TE display, a genome-scale detection method for TE insertions, has been used recently in Drosophila and mosquitoes (Biedler et al., 2003; Yang and Nuzhdin, 2003; Bonin et al., 2008; Subramanian et al., 2008). Because it is a PCR-based method, TE display allows investigation of multiple TE families using genomic DNA isolated from individual insects. Although extremely powerful, this method cannot reliably distinguish homozygous from heterozygous insertions. However, TE display will allow recovery of a specific insertion site by sequencing the corresponding band. The sequence flanking the TE copy can be used to locate the specific site by searching the genome database, if available, or by inverse PCR. Therefore, sequences flanking a TE at a specific locus can be used as primers to amplify genomic DNA isolated from an individual sample (Figure 5). When the PCR products are run on an agarose gel, individuals with insertions at both alleles will show a single high molecular mass band, while individuals with no insertions at either allele will give a single low molecular mass band (Figure 5). Individuals that have heterozygous alleles will give both bands. Thus, this locus-specific approach is co-dominant. When the genome sequence or a bulk of genomic sequences are available for an insect species, it is not absolutely necessary to couple locus-specific PCR with TE display, because a number of TE insertion sites will already have been available for analysis (Petrov et al., 2003). However, TE display can facilitate the investigation by providing a rapid scan of a large number of loci, and by providing initial assessment of the level of polymorphism.
Recent Advances
Population studies mainly of Drosophila TEs suggest that selection against ectopic recombination may be one of the major factors in containing TE copy number in nature (Bartolome et al., 2002; Kidwell and Lisch, 2001; Rizzon et al., 2002; Petrov et al., 2003). The previously mentioned small RNA pathways may also be a critical factor controlling TE copy numbers (Lee and Langley, 2010). Recent surveys in D. melanogaster revealed an unexpected number of sites that are either fixed or of high frequency (Petrov et al., 2003; Yang and Nuzhdin, 2003), and a number of examples of TE insertions providing adaptive roles have been discovered (e.g., Maside et al., 2001; Petrov et al, 2003; Lerman and Feder, 2005; Gonzalez et al., 2008, 2010; Gonzalez and Petrov, 2009). Much more will be learned as genome sequences from individual insects within natural populations become available.

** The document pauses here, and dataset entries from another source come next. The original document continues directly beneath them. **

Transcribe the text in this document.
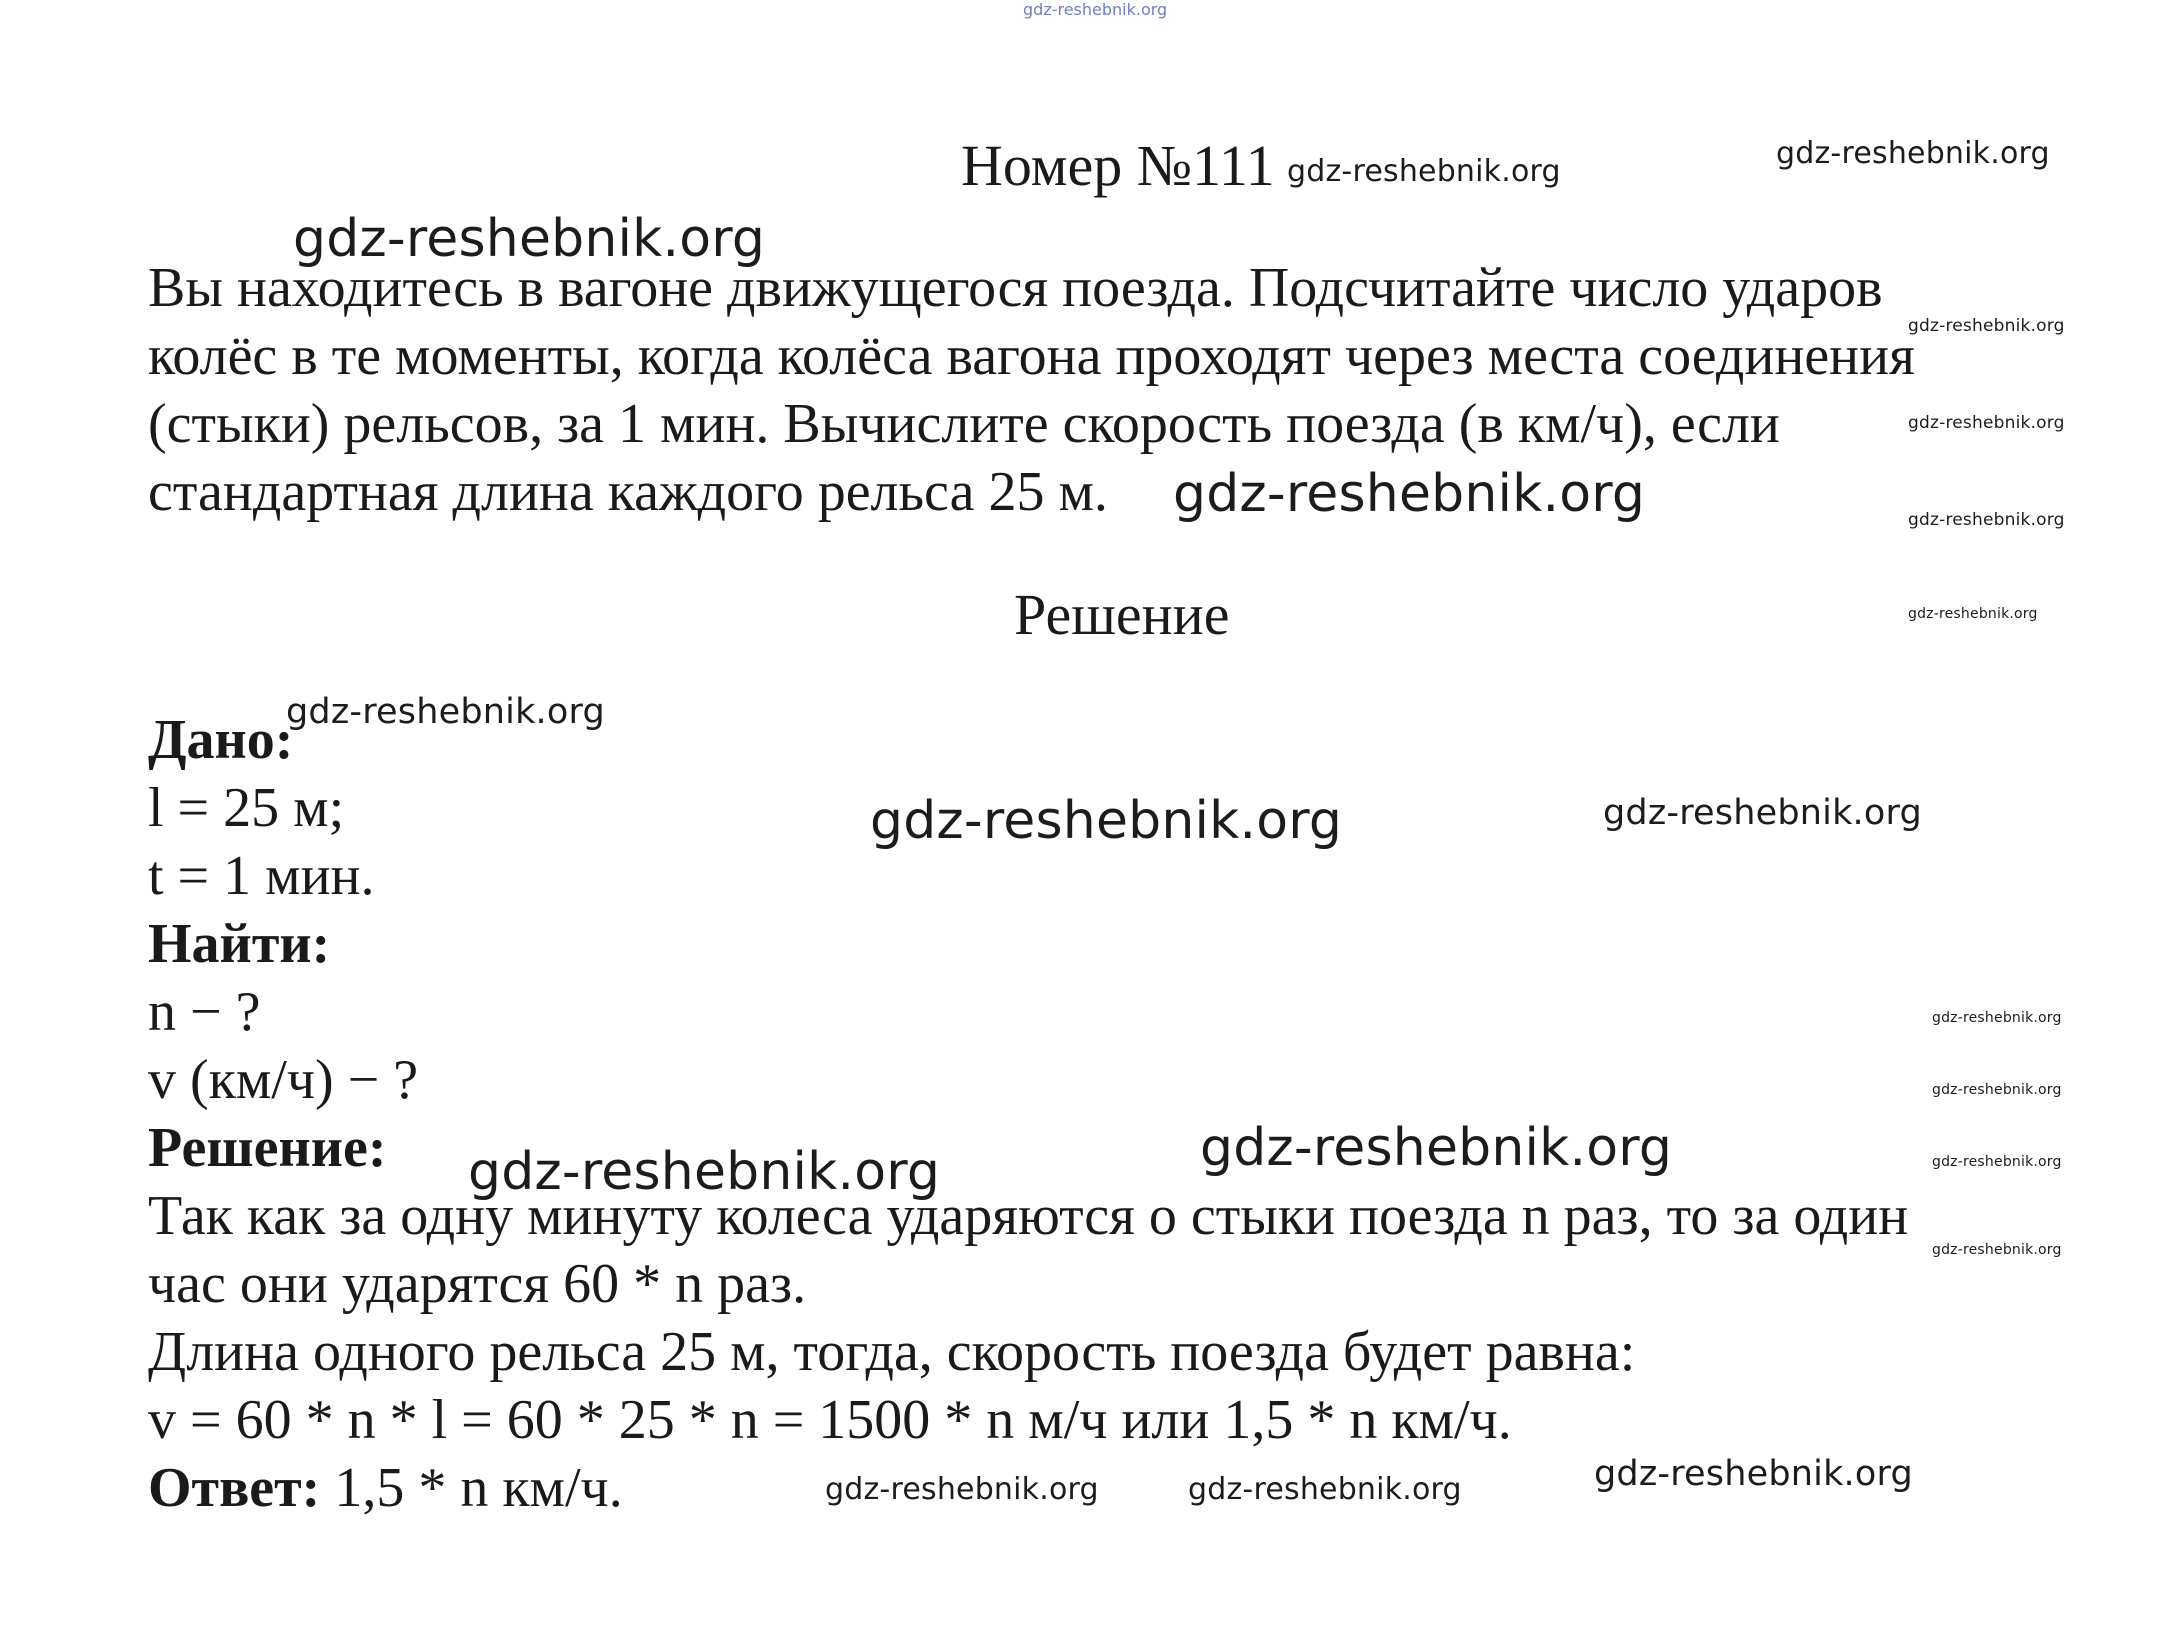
gdz-reshebnik.org
Номер №111
Вы находитесь в вагоне движущегося поезда. Подсчитайте число ударов
колёс в те моменты, когда колёса вагона проходят через места соединения
(стыки) рельсов, за 1 мин. Вычислите скорость поезда (в км/ч), если
стандартная длина каждого рельса 25 м.
Решение
Дано:
l = 25 м;
t = 1 мин.
Найти:
n − ?
v (км/ч) − ?
Решение:
Так как за одну минуту колеса ударяются о стыки поезда n раз, то за один
час они ударятся 60 * n раз.
Длина одного рельса 25 м, тогда, скорость поезда будет равна:
v = 60 * n * l = 60 * 25 * n = 1500 * n м/ч или 1,5 * n км/ч.
Ответ: 1,5 * n км/ч.
gdz-reshebnik.org
gdz-reshebnik.org
gdz-reshebnik.org
gdz-reshebnik.org
gdz-reshebnik.org
gdz-reshebnik.org	gdz-reshebnik.org
gdz-reshebnik.org
gdz-reshebnik.org
gdz-reshebnik.org	gdz-reshebnik.org
gdz-reshebnik.org
gdz-reshebnik.org
gdz-reshebnik.org
gdz-reshebnik.org	gdz-reshebnik.org
gdz-reshebnik.org
gdz-reshebnik.org
gdz-reshebnik.org	gdz-reshebnik.org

It may reasonable to assume that TE copy number and insertion frequency in a population are highly dynamic parameters that can be influenced by TE-spe-cific factors such as its intrinsic ability for transposition and self-regulation, by species- or genome-specific factors such as deletion and recombination rate and genomic control of transposition, and of course by effective population size and other ecological factors. As most population surveys only reflect a cross-section during evolution, the relative stage of a TE in its life cycle (Figure 6) is also an important consideration (Vieira et al., 1999).